The second railway was the Bawtry to Haxey railway line, which had originally been proposed as the Tickhill Light Railway in 1901. However, that scheme foundered, and when the Great Northern Railway built it, the link to Tickhill was omitted. The ambitions for it to be a major route for the transport of coal were replaced by it being little more than an agricultural siding, usually known as the Misson Branch. The line was a little under 8 mi long, with a goods depot at Misson, and opened on 12 August 1912. At some point prior to 1923, much of the line to the east of Misson was lifted, and there are stories that the materials were shipped to France during the First World War, but no hard documentary evidence to prove it. There was a private siding at the goods station, for Yorkshire Amalgamated Products, and another private siding to the west of the village centre, serving William Oates's sand quarry.

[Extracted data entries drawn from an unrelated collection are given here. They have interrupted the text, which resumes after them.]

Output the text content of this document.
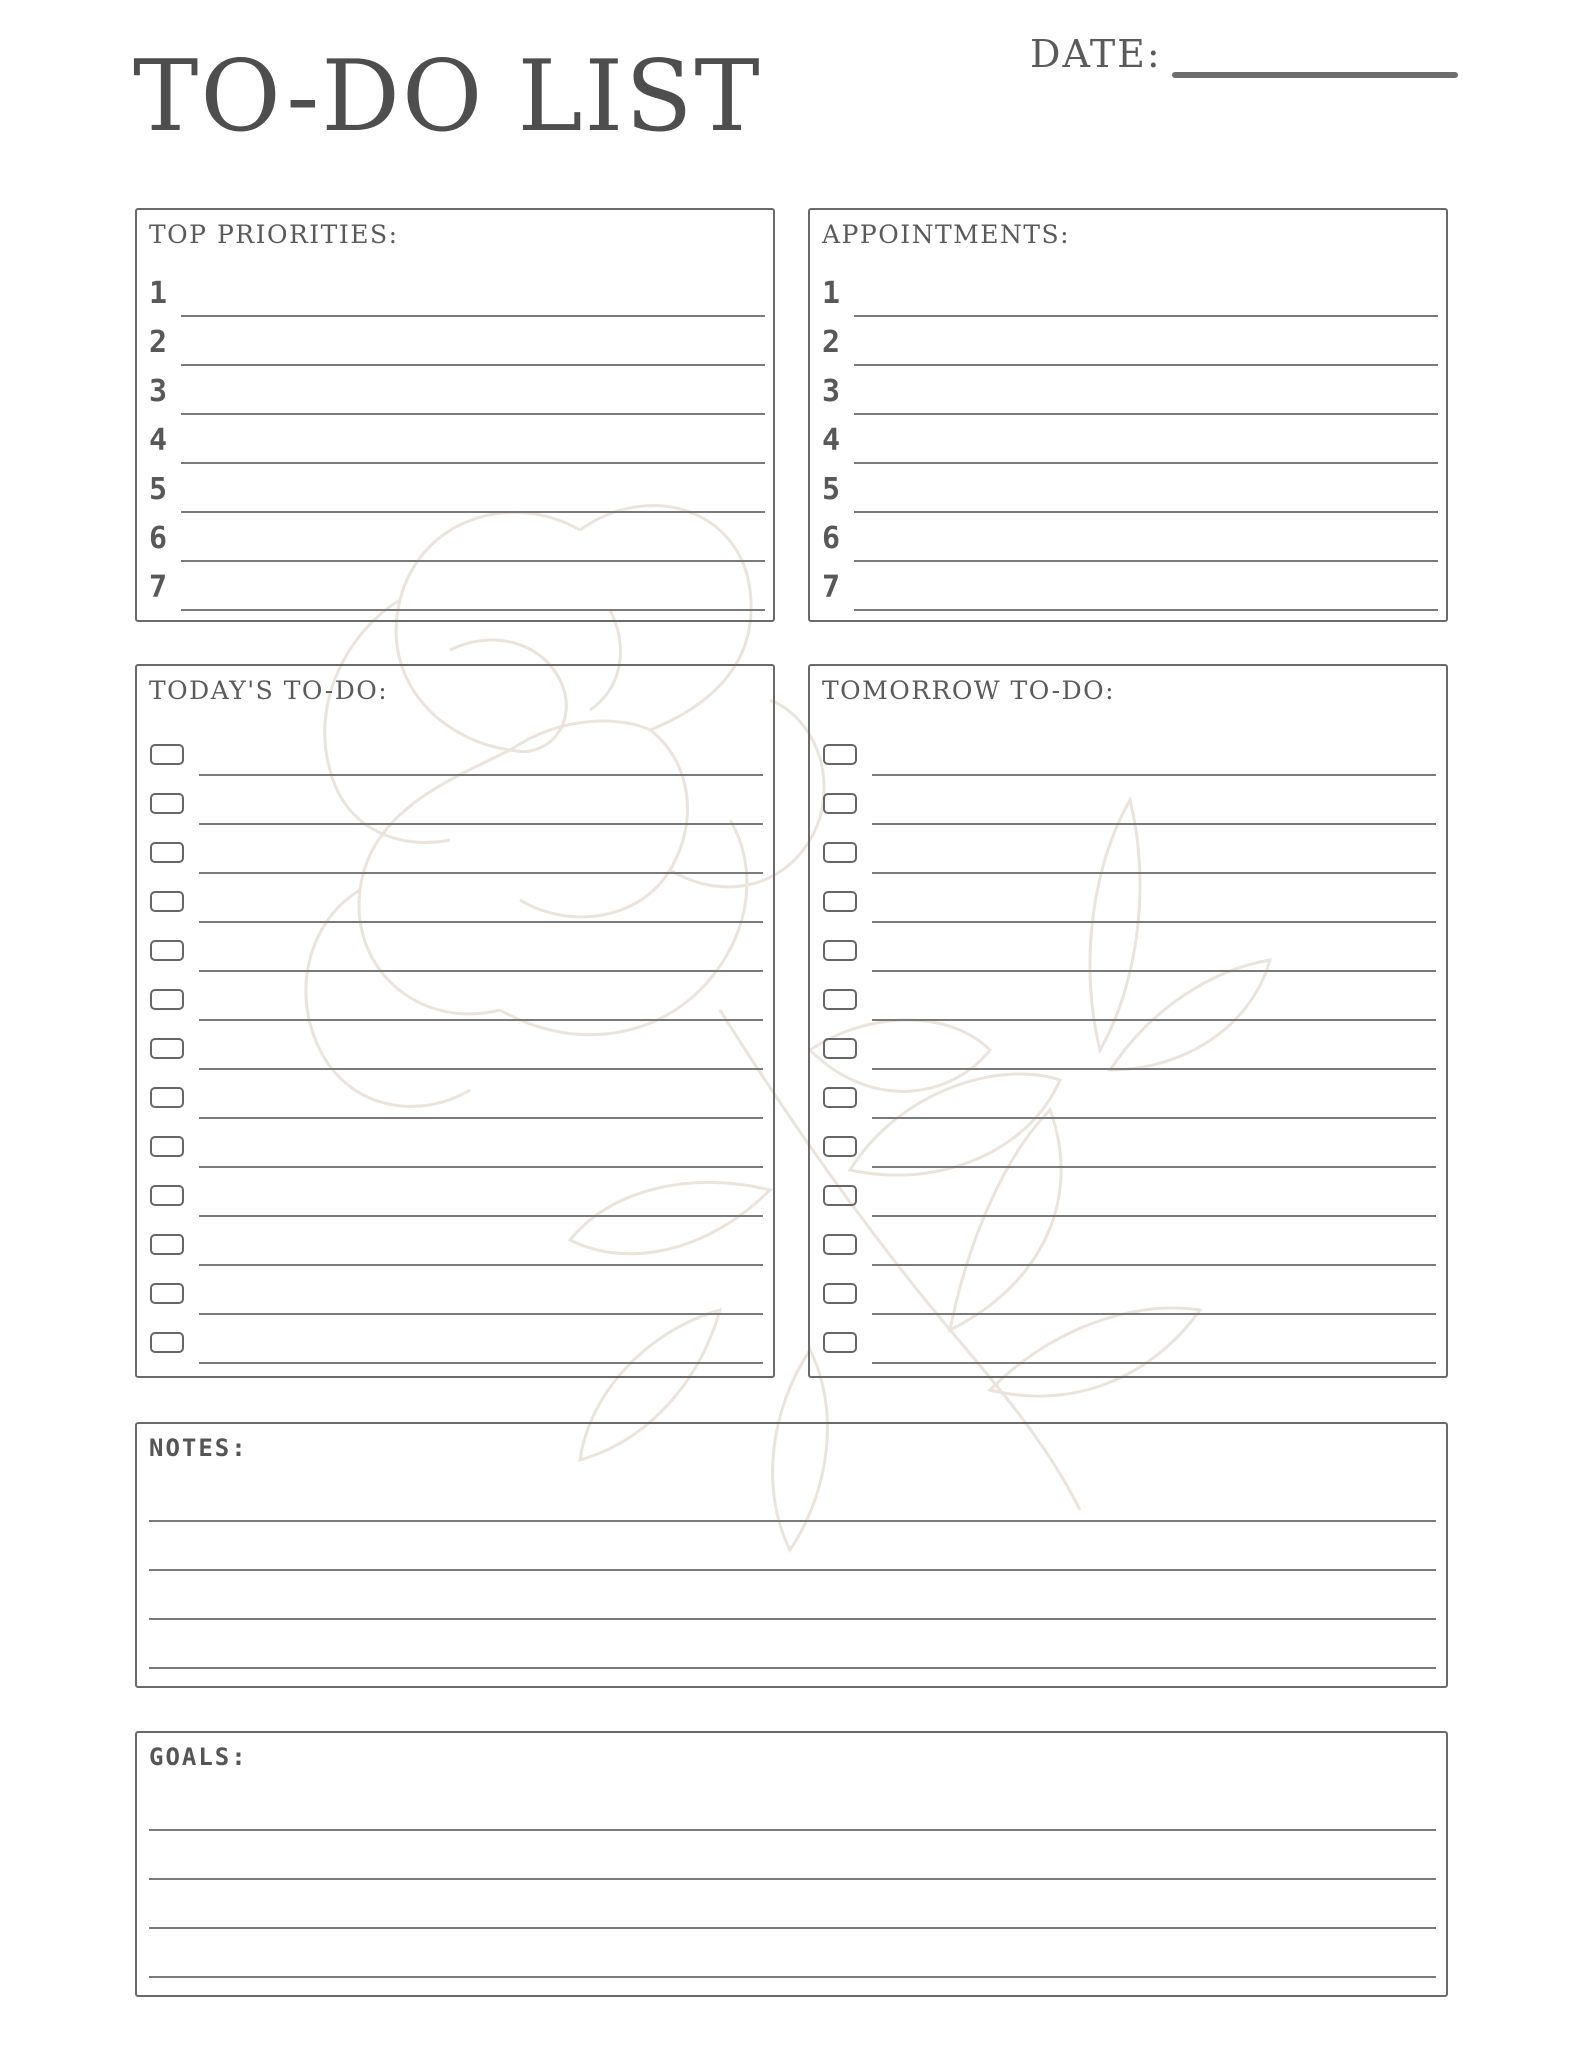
TO-DO LIST	DATE:
TOP PRIORITIES:
1
2
3
4
5
6
7
APPOINTMENTS:
1
2
3
4
5
6
7
TODAY'S TO-DO:	TOMORROW TO-DO:
NOTES:
GOALS:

The branch became part of the London and North Eastern Railway in 1923, and a speed limit of 25 mph was enforced. By 1960 this had been reduced to 15 mph. There were several ungated level crossings between Bawtry and Misson, and only Station Road at Misson had the benefit of gates. Drivers were told to slow down to 10 mph at them, and to be prepared to stop if necessary. Misson had a simple loop line, and Squires says that this usually meant that the train, which had arrived with the engine at the front, would be propelled back to Bawtry, with the engine at the rear. However, the 1964 map shows a much longer loop to the north of the tracks as well as the short loop to the south. Prior to the nationalisation of the railways in 1948, agricultural and sand traffic was sufficient that two return trips were made on most days, but by the 1960s, trains were operated "as required" and were fairly infrequent. Soon afterwards, the line slipped into oblivion, and even the date of its closure is uncertain, with some sources quoting 7 December 1964, and others 1 April 1965. In May 1966, the Eastern Ragion of British Railways produced a plan of parts of the line, when they were about to sell 2 mi 77 ch of it to Nottinghamshire Crop Driers of Misson.